What’s In A Name: Eugenius Harvey Outerbridge

By Gregory Quinn, Special to the Port Authority

PART III:  The Difference Makers

Quick: Why is the Outerbridge Crossing named the Outerbridge Crossing? Surely it’s because it’s our most remote bridge, right? Located near Tottenville, on the southern tip of Staten Island, the Outerbridge Crossing isn’t only the southernmost bridge in the city, it’s the southernmost in all of New York state. But…wait. Why the two names; why didn’t the Port Authority of New York and New Jersey, which owns it, just call it the Outer Bridge?  We don’t call that famous midtown landmark the Empire State Building Tower, after all.

In truth, the bridge is named after the same thing almost every bridge is named after: a famous person. It’s just that in this instance the famous person has a weirdly appropriate surname—Outerbridge, as in American businessman Eugenius Harvey Outerbridge.  Mr. Outerbridge’s name is an example of aptronym, an uncommon neologism in which a person’s name is representative of its owner. Renowned tennis player Margaret Court and BBC weatherperson Sara Blizzard are two such examples.

(Quick tangent, number one: The craziest example of aptronym in American history? Undoubtedly, it’s Confederate brigadier general, States Rights Gist. That’s his name. His actual, given-at-birth, totally insane name. Look him up if you don’t believe me.)

The Port Authority just didn’t give Outerbridge the bridge because his name was so apt, however. In addition to being a prominent business executive in the early 20th century, Outerbridge was the very first Chairman of the Port Authority, and an essential figure in the earliest, most vulnerable days of the agency. When, in 1928, the Port Authority needed a namesake for its new cantilever bridge, the decision to honor its inaugural leader was an easy one. (The word “crossing” was added to avoid the awkwardness of calling it the Outerbridge Bridge.)
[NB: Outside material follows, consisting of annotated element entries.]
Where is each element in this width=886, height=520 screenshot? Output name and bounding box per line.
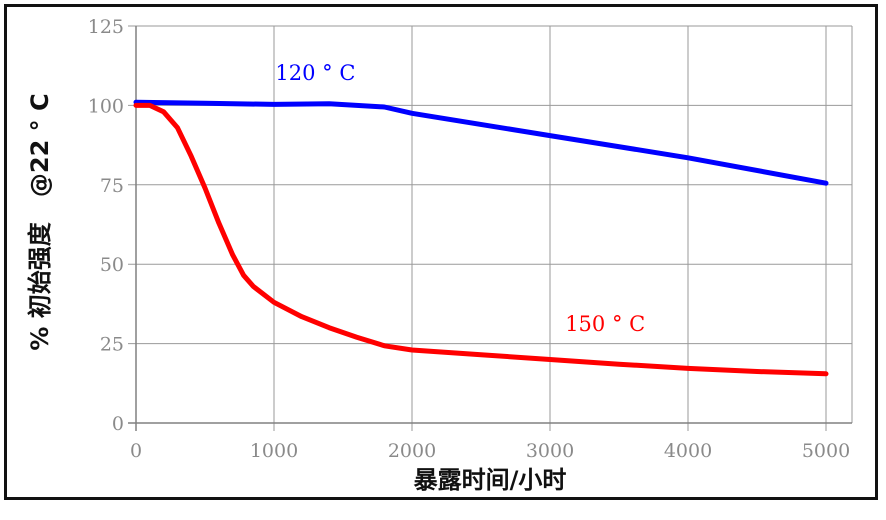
series-label-2: 150 ° C [565, 312, 645, 336]
tick-labels: 0 25 50 75 100 125 0 1000 2000 3000 4000 5000 [88, 16, 850, 462]
series-label-1: 120 ° C [275, 61, 355, 85]
x-tick-label: 2000 [388, 440, 436, 462]
y-axis-title: % 初始强度 @22 ° C [26, 93, 54, 350]
x-tick-label: 5000 [802, 440, 850, 462]
x-tick-label: 4000 [664, 440, 712, 462]
y-tick-label: 0 [112, 413, 124, 435]
chart-frame [4, 4, 878, 500]
y-tick-label: 50 [100, 254, 124, 276]
series-line-1 [133, 99, 829, 186]
series-lines: 120 ° C 150 ° C [133, 61, 829, 377]
x-axis-title: 暴露时间/小时 [414, 466, 567, 494]
series-line-2 [133, 102, 829, 377]
y-tick-label: 100 [88, 95, 124, 117]
x-tick-label: 0 [130, 440, 142, 462]
y-tick-label: 125 [88, 16, 124, 38]
x-tick-label: 1000 [250, 440, 298, 462]
grid [128, 25, 853, 431]
y-tick-label: 25 [100, 334, 124, 356]
y-tick-label: 75 [100, 175, 124, 197]
x-tick-label: 3000 [526, 440, 574, 462]
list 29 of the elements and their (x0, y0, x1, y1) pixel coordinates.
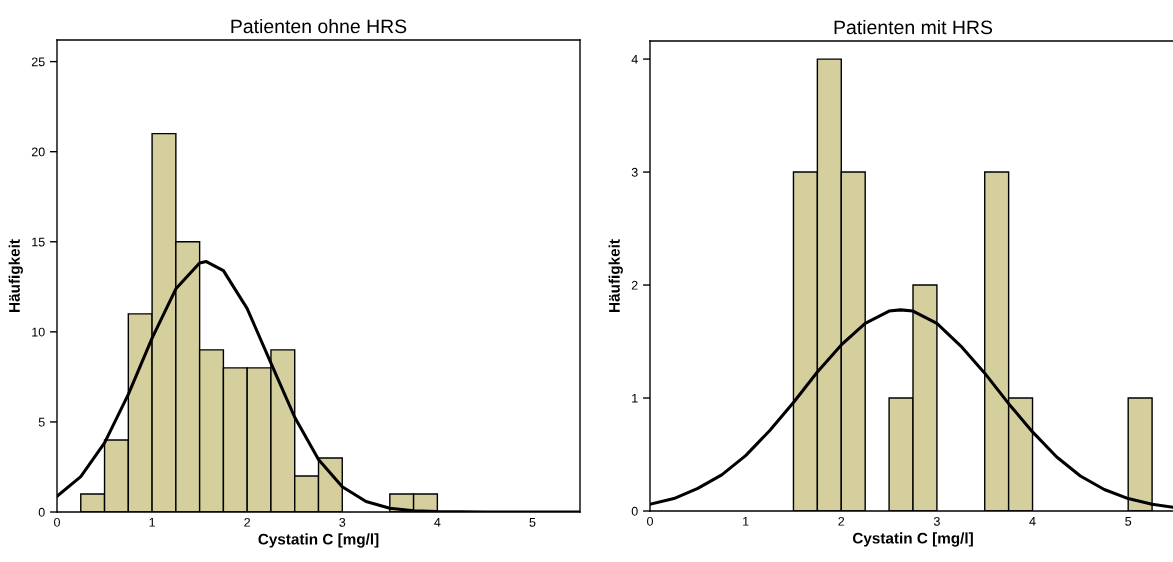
x-tick-label: 0 (54, 517, 60, 527)
y-tick-label: 5 (38, 417, 45, 427)
y-tick-label: 1 (632, 393, 638, 403)
y-tick-label: 2 (631, 280, 638, 290)
x-tick-label: 2 (244, 517, 251, 527)
x-tick-label: 1 (149, 518, 155, 527)
x-tick-label: 2 (838, 516, 845, 526)
x-tick-label: 3 (933, 516, 940, 526)
y-tick-label: 20 (31, 147, 45, 157)
chart-title: Patienten mit HRS (834, 19, 993, 35)
chart-title: Patienten ohne HRS (231, 18, 407, 34)
y-tick-label: 15 (32, 237, 45, 247)
y-tick-label: 10 (32, 327, 45, 337)
y-axis-title: Häufigkeit (608, 239, 623, 312)
y-tick-label: 0 (631, 506, 638, 516)
y-tick-label: 0 (38, 507, 45, 517)
y-tick-label: 25 (31, 57, 45, 67)
x-tick-label: 5 (529, 518, 536, 527)
x-axis-title: Cystatin C [mg/l] (852, 532, 973, 547)
x-tick-label: 1 (743, 517, 749, 526)
x-tick-label: 0 (647, 516, 653, 526)
x-tick-label: 4 (1029, 517, 1036, 526)
y-axis-title: Häufigkeit (8, 239, 23, 312)
y-tick-label: 4 (631, 55, 638, 64)
x-tick-label: 3 (339, 517, 346, 527)
y-tick-label: 3 (631, 167, 638, 177)
x-axis-title: Cystatin C [mg/l] (258, 533, 379, 548)
x-tick-label: 5 (1125, 517, 1132, 526)
x-tick-label: 4 (434, 518, 441, 527)
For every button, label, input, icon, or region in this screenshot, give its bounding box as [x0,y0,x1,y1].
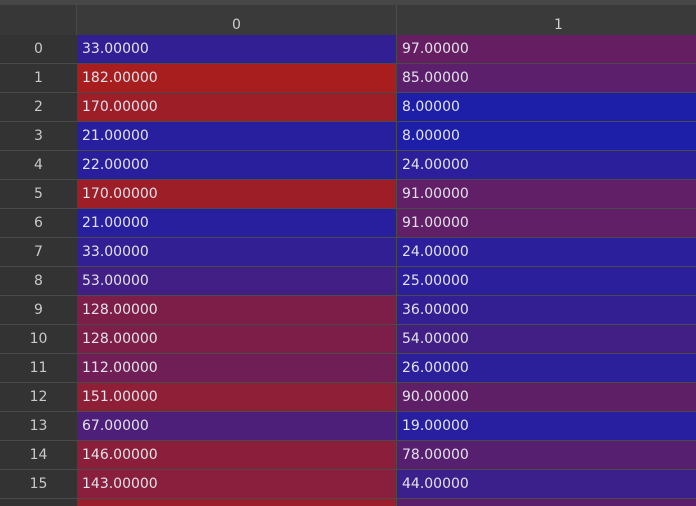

Born in Philadelphia in 1860, Eugenius Outerbridge, was quite the industrialist before he joined the ranks of civil service with the Port Authority. He established the Agasote Millboard Company in 1909, producing roof panels for railroad cars and automobiles. In 1916, the company introduced Homasote, a versatile fiberboard product that pretty much sustains the entire model train industry. Homasote would become the company’s signature product; it is still manufactured today by the Homasote Company in West Trenton, New Jersey.

(Quick tangent, number two: Eugenius wasn’t the only pioneer in his family. His sister, Mary Ewing, is considered the progenitor of modern tennis. She discovered the sport during a trip to Bermuda in 1874, and upon returning to the States, quickly established the country’s first tennis court on the grounds of the Staten Island Cricket and Baseball Club, and there played the first tennis game in American history against her sister, Laura.)

Sadly, Eugenius did not live long to admire the bridge named in his honor. In 1932, four years after the Outerbridge Crossing opened, he died in his home in Manhattan. The thousands who cross his bridge every day pay homage to his legacy, even if they don’t realize Outerbridge was a person at all.